Partitions #2, #3, and #4 are assembled into software RAIDs md0, md1 and md127 (using raid1):

$ cat /proc/mdstat 
Personalities : [raid1] [linear] [multipath] [raid0] [raid6] [raid5] [raid4] [raid10] 
md0 : active raid1 sdb2[2] sda2[3]
    1590208 blocks super 1.2 [2/2] [UU]

md1 : active raid1 sdb3[2] sda3[3]
    2926444352 blocks super 1.2 [2/2] [UU]

md127 : active raid1 sdb4[1] sda4[0]
    2097088 blocks [2/2] [UU]

Grub (verison 1.99) is individually installed on each of the two physical drives.

This setup is able to boot and has been more or less successfully working (Ubuntu Server 12.04 i686) for the last two years, except for a couple of HDD failures (I think mostly because of overheating, as the cooling was not very good). Two times a failed drive was removed, and a new drive was successfully added to and synchronized in the array.

Now I am replacing the HDD controller, the cheap FakeRAID (old_controller) with Supermicro SAT2-MV8 8 Port SATA HBA PCI-X (new_controller) which is a pure SATA controller, not FakeRAID, because the old controller connectors are really flimsy, and seem to cause interface errors sometimes.

The PROBLEM now is that I cannot boot the system without the old_controller. In particular, if none of the drives is connected to the old_controller, then it always ends up in "no such disk" error and grub rescue command line. Then, in the rescue mode, "ls"-command does not list (md/0) while the physical drive partitions are displayed. If, however, one of the drives is connected to the old_controller the system boots normally, and if in this case the grub is interrupted "ls"-command shows (md/0) along with other drive partitions. I tried several configurations.

Configurations that boot (at least reaches the GRUB linux image selection menu):

  1. disk1 + disk2 on old_controller
  2. disk1 on old_controller + disk2 on new_controller
  3. disk2 on old_controller + disk1 on new_controller
  4. disk1 on old_controller
  5. disk2 on old_controller

GRUB's "ls"-command in these cases always lists (md/0)

Configurations that FAIL to boot ("no such disk" error and grub rescue> command line):

  1. disk1 and disk2 on new_controller
  2. disk1 on new_controller
  3. disk2 on new_controller
  4. disk1 and disk2 on new_controller with old_controller completely removed from the motherboard
  5. disk1 on new_controller with old_controller completely removed from the motherboard
  6. disk2 on new_controller with old_controller completely removed from the motherboard

GRUB's "ls"-command in these cases DOES NOT lists (md/0)

Why GRUB cannot assemble md array when neither of the drives is connected to old_controller? Overall, could you please help me to make the system work without the old_controller?
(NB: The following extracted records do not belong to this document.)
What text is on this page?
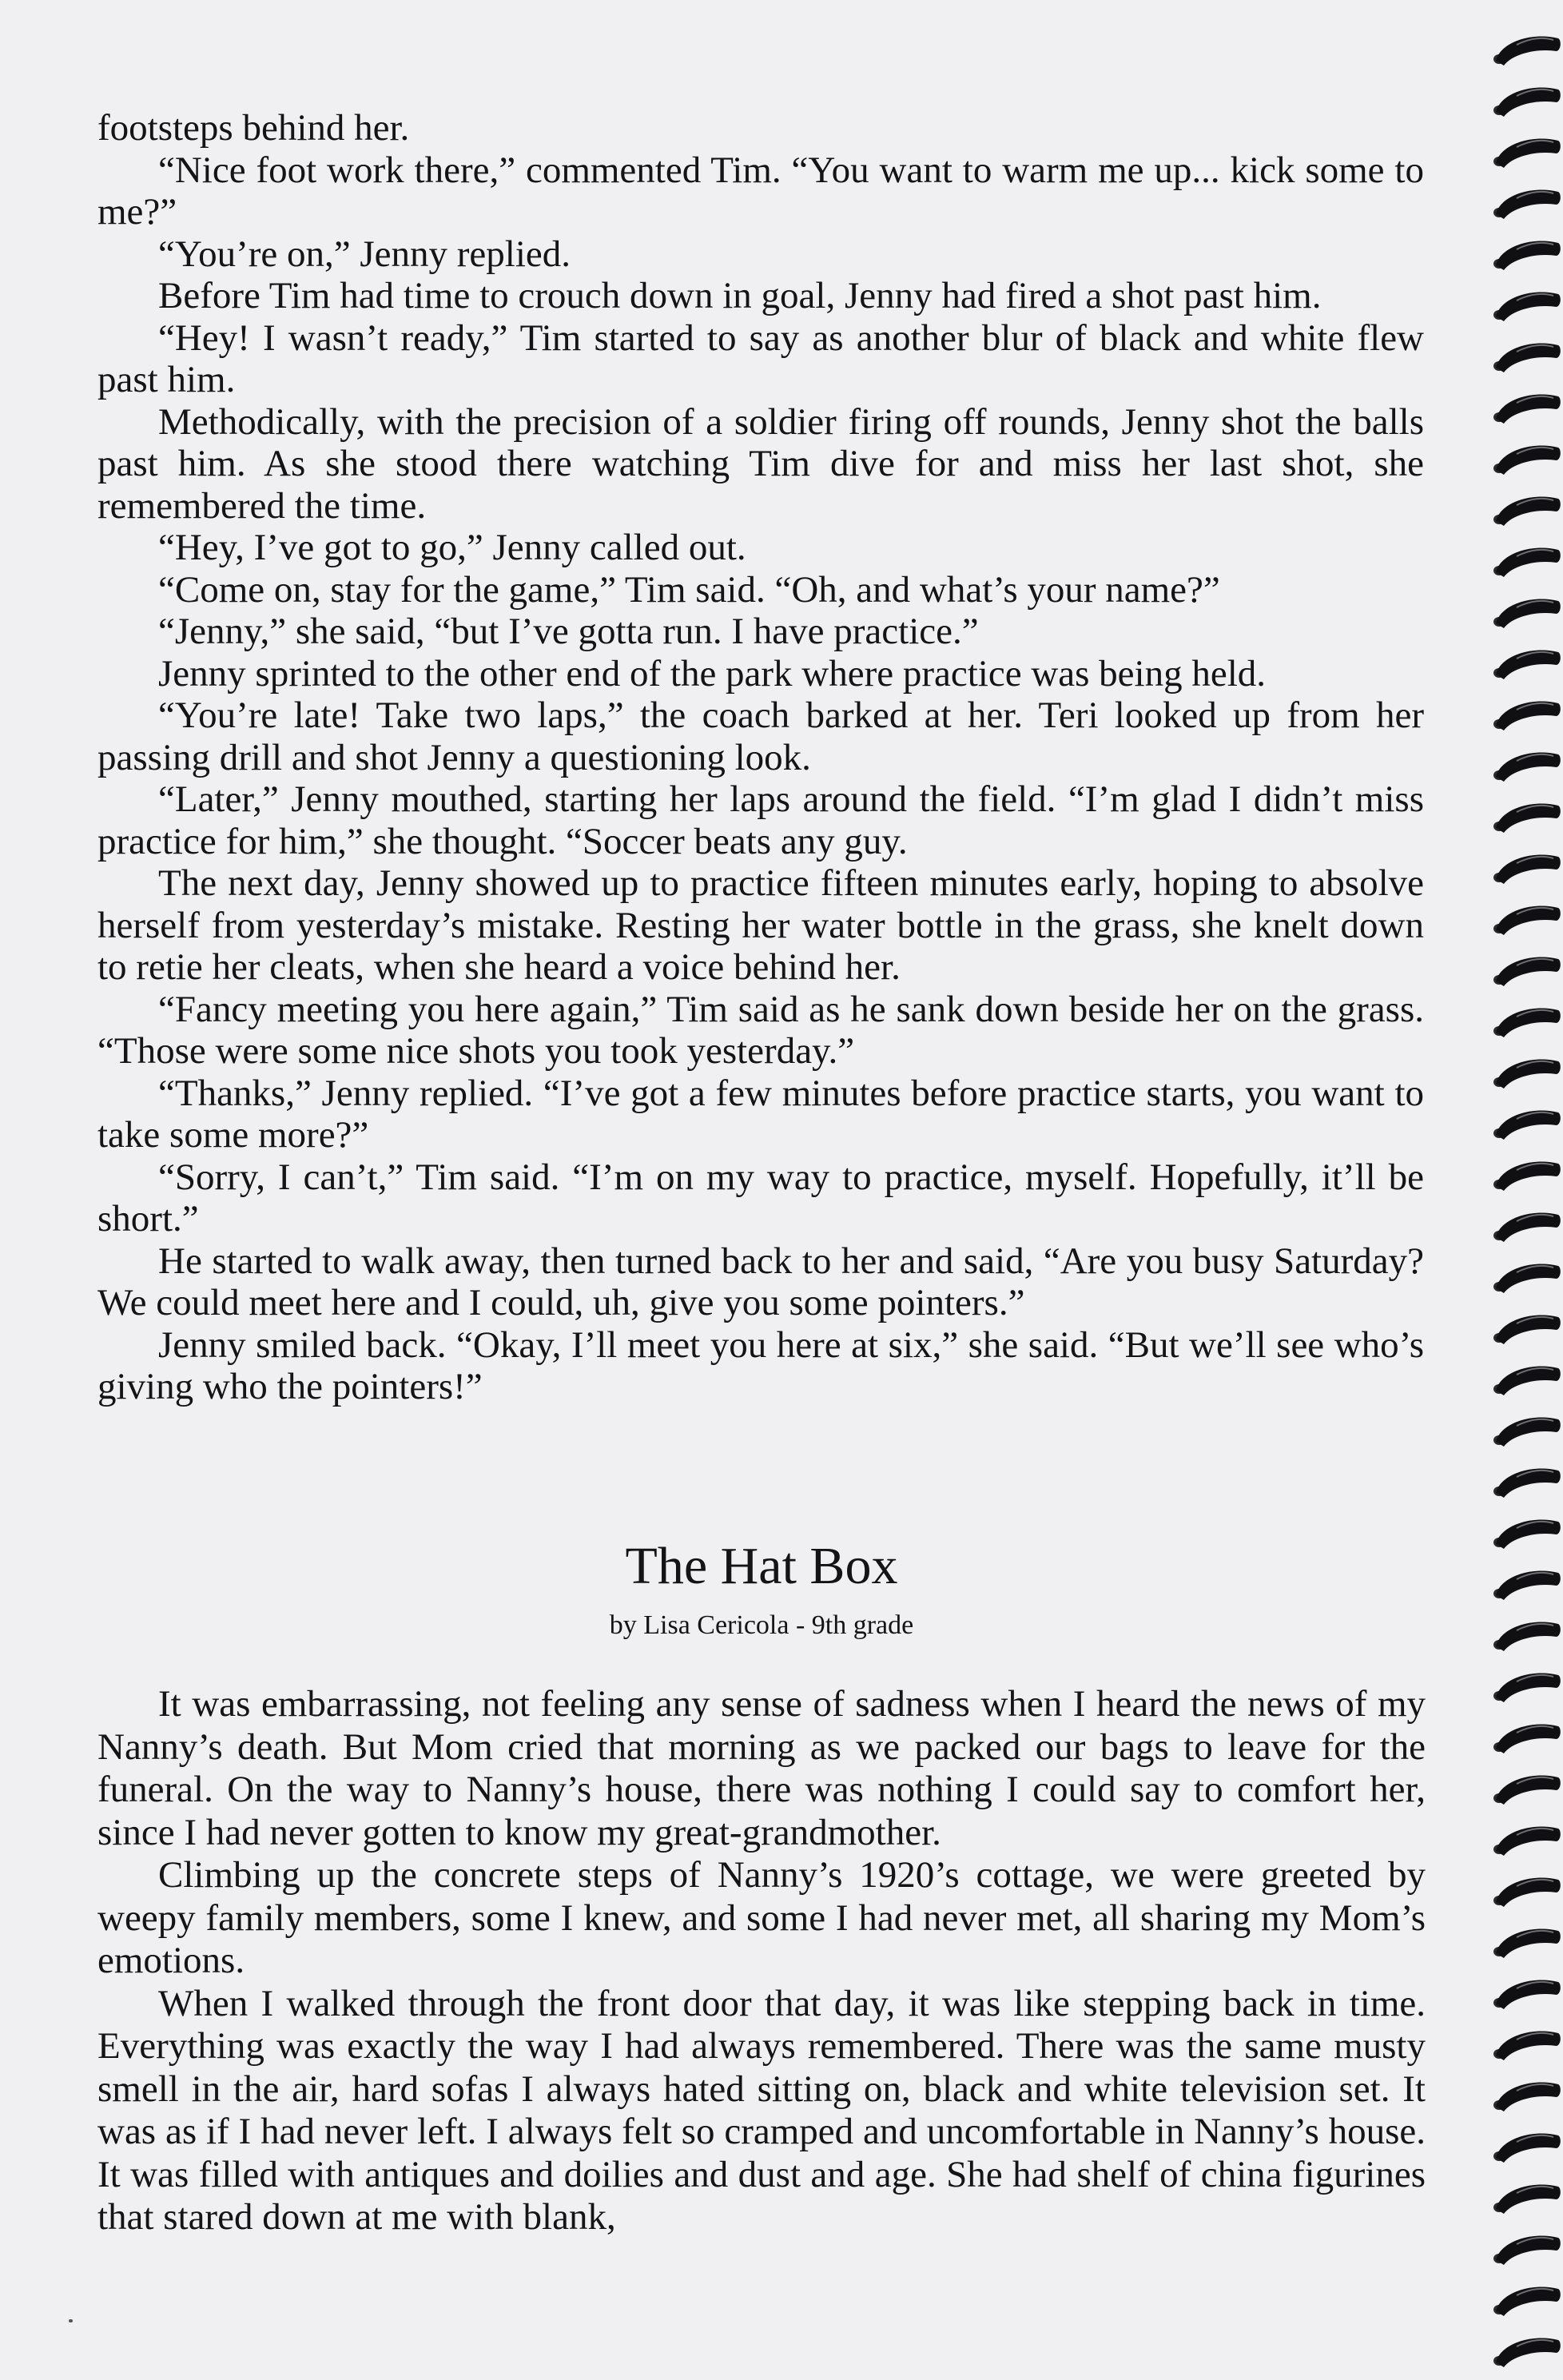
footsteps behind her.

“Nice foot work there,” commented Tim. “You want to warm me up... kick some to me?”

“You’re on,” Jenny replied.

Before Tim had time to crouch down in goal, Jenny had fired a shot past him.

“Hey! I wasn’t ready,” Tim started to say as another blur of black and white flew past him.

Methodically, with the precision of a soldier firing off rounds, Jenny shot the balls past him. As she stood there watching Tim dive for and miss her last shot, she remembered the time.

“Hey, I’ve got to go,” Jenny called out.

“Come on, stay for the game,” Tim said. “Oh, and what’s your name?”

“Jenny,” she said, “but I’ve gotta run. I have practice.”

Jenny sprinted to the other end of the park where practice was being held.

“You’re late! Take two laps,” the coach barked at her. Teri looked up from her passing drill and shot Jenny a questioning look.

“Later,” Jenny mouthed, starting her laps around the field. “I’m glad I didn’t miss practice for him,” she thought. “Soccer beats any guy.

The next day, Jenny showed up to practice fifteen minutes early, hoping to absolve herself from yesterday’s mistake. Resting her water bottle in the grass, she knelt down to retie her cleats, when she heard a voice behind her.

“Fancy meeting you here again,” Tim said as he sank down beside her on the grass. “Those were some nice shots you took yesterday.”

“Thanks,” Jenny replied. “I’ve got a few minutes before practice starts, you want to take some more?”

“Sorry, I can’t,” Tim said. “I’m on my way to practice, myself. Hopefully, it’ll be short.”

He started to walk away, then turned back to her and said, “Are you busy Saturday? We could meet here and I could, uh, give you some pointers.”

Jenny smiled back. “Okay, I’ll meet you here at six,” she said. “But we’ll see who’s giving who the pointers!”

The Hat Box
by Lisa Cericola - 9th grade

It was embarrassing, not feeling any sense of sadness when I heard the news of my Nanny’s death. But Mom cried that morning as we packed our bags to leave for the funeral. On the way to Nanny’s house, there was nothing I could say to comfort her, since I had never gotten to know my great-grandmother.

Climbing up the concrete steps of Nanny’s 1920’s cottage, we were greeted by weepy family members, some I knew, and some I had never met, all sharing my Mom’s emotions.

When I walked through the front door that day, it was like stepping back in time. Everything was exactly the way I had always remembered. There was the same musty smell in the air, hard sofas I always hated sitting on, black and white television set. It was as if I had never left. I always felt so cramped and uncomfortable in Nanny’s house. It was filled with antiques and doilies and dust and age. She had shelf of china figurines that stared down at me with blank,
Could you recommend a good place to read in depth about how the software RAID gets assembled on boot. Especially with GRUB? How are the drives for for md array are identified by GRUB? How can a replaced SATA controller affect this process?

Thank you!

sd1074
  • 41
  • 4

1 Answers1

1

I will answer my own question.

In short: upgrading from GRUB1.99 to GRUB 2.02 beta2 SOLVED the problem.

Somehow GRUB's module mdraid1x from GRUB1.99 could not correctly detect RAID when the drives were connected to the new controller. I am not sure what is the exact difference between the SATA controllers. One thing however is that even though neither of them could detect the correct 3TB size of the drives, their reported values were diffrent: 800MB on old_controller, and 2TB on new_controller. Maybe somehow it affected the ability of mdraid1x to detect the RAID partitions.

Nevertheless, this issue seems to have been fixed in GRUB 2.02 beta2.

sd1074
  • 41
  • 4